Nos habíamos equivocado de lado a lado: quienes han salido del armario y ahora lucen su pestilente orgullo de alcanfor, no son otros que los nietos (y nietas) de Bernarda Alba, y ninguno de ellos desciende de la pobre Adela. Ahora ya no ocultan sus soflamas nostálgicas, todo lo contrario, exhiben sus estandartes sangrientos y cubren de hormigón las fosas comunes donde se amontonan los huesos de los de parias cuyo único delito consistió en alzar la mano para reclamar la dignidad que les correspondia por el hecho de ser personas.
Vuelven por sus fueros (el fuero de los señores feudales) y descorchan champaña de importación para brindar por el exitoso genocidio de Melilla, por la pronta beatificación del fraile que prendió fuego a los libros andalusíes de ciencia y expulsó a los judíos (razón por la cual habría sido imposible que Einstein, Freud, Arendt, Mahler o Zweig nacieran en las Batuecas) por la Gloriosa Cruzada que sumió a un pueblo en un analfabetismo funcional que aún colea. Vuelven sonriendo patriarcales bajo palio con y la vara en ristre, anhelantes de sus redes de confidentes, vuelven con su fervor patrio mientras guardan sus fortunas en paraísos fiscales o se pliegan a la colonización del imperio cocacolero, con sus silencios nauseabundos y su implacable ardor guerrero. Afirman que no tienen miedo a nada ni a nadie, y es comprensible, porque son ellos (y ellas) los que dan miedo.

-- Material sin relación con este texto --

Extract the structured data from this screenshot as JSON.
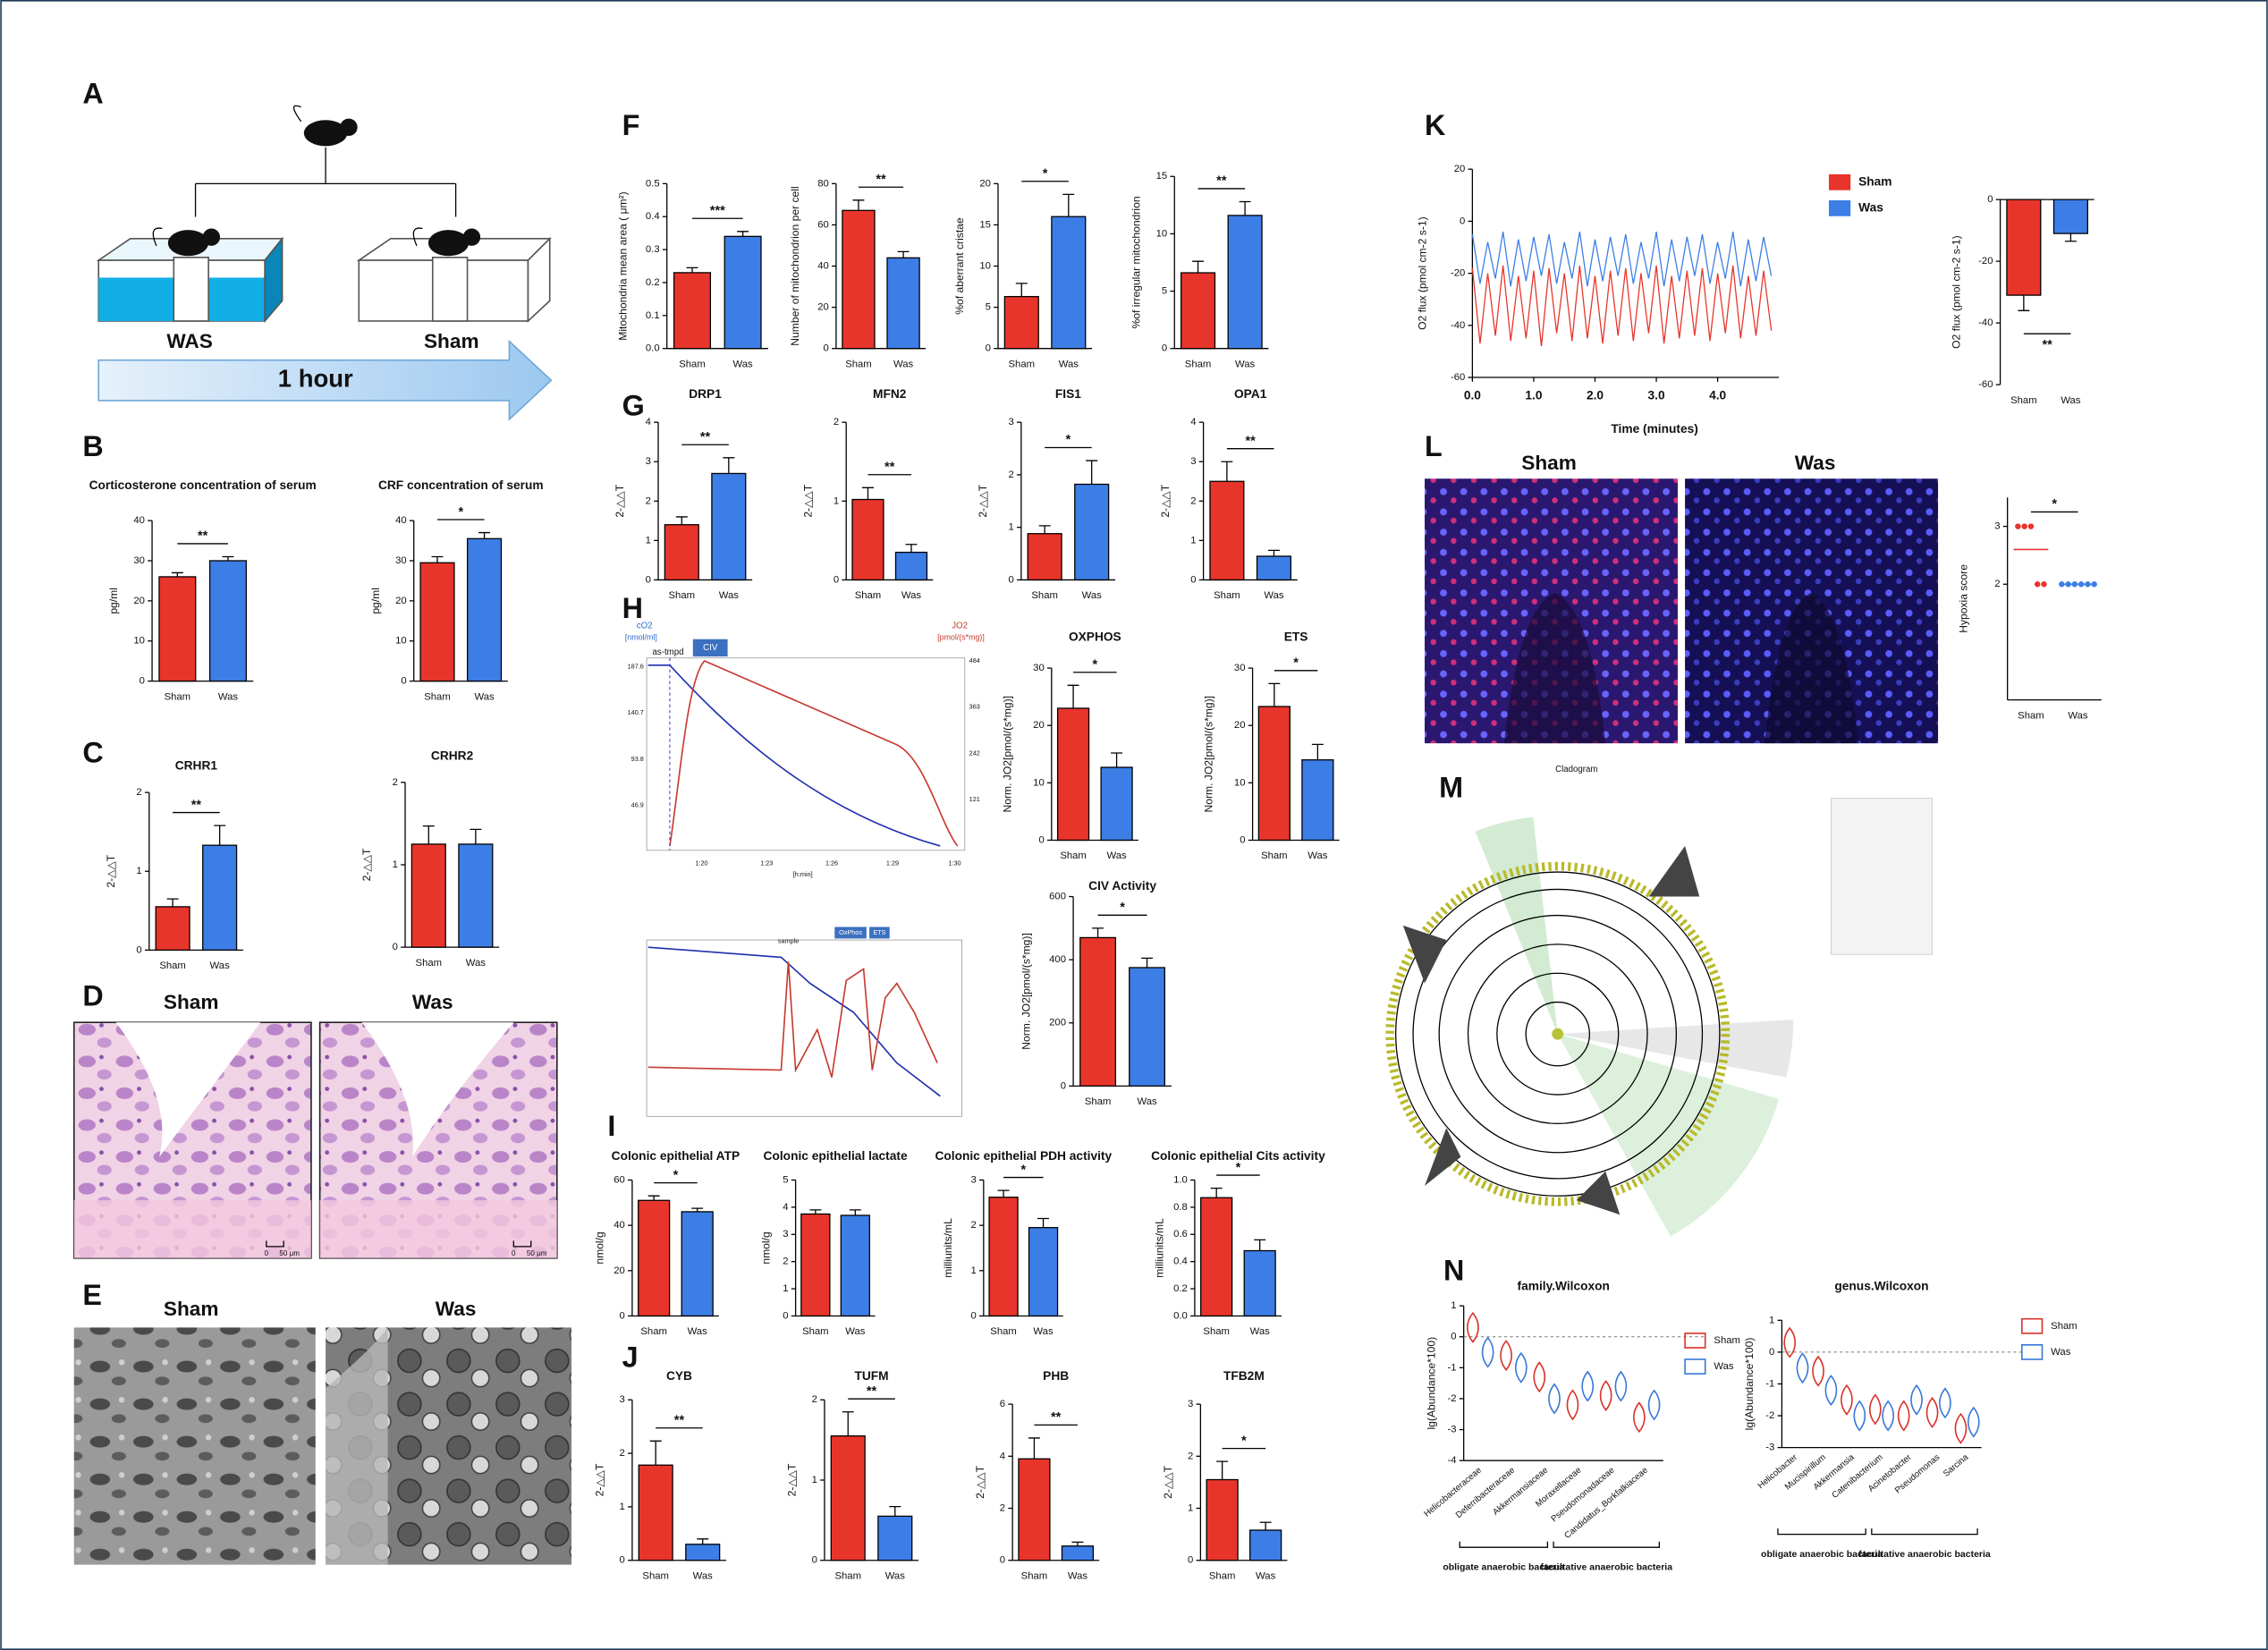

Pero, no nos engañemos, si regresan no será exclusivamente por méritos propios sino más bien por la negativa a implicarse y asumir responsabilidades de aquellos que se inhiben en el más elemental de los deberes cívicos. Estos que se cruzan de brazos, y luego despotrican contra toda la clase política sin excepción se creen ciudadanos cuando lo cierto es que ejercen de súbditos. Ellos son los que han dejado la puerta abierta a los enemigos de la razón.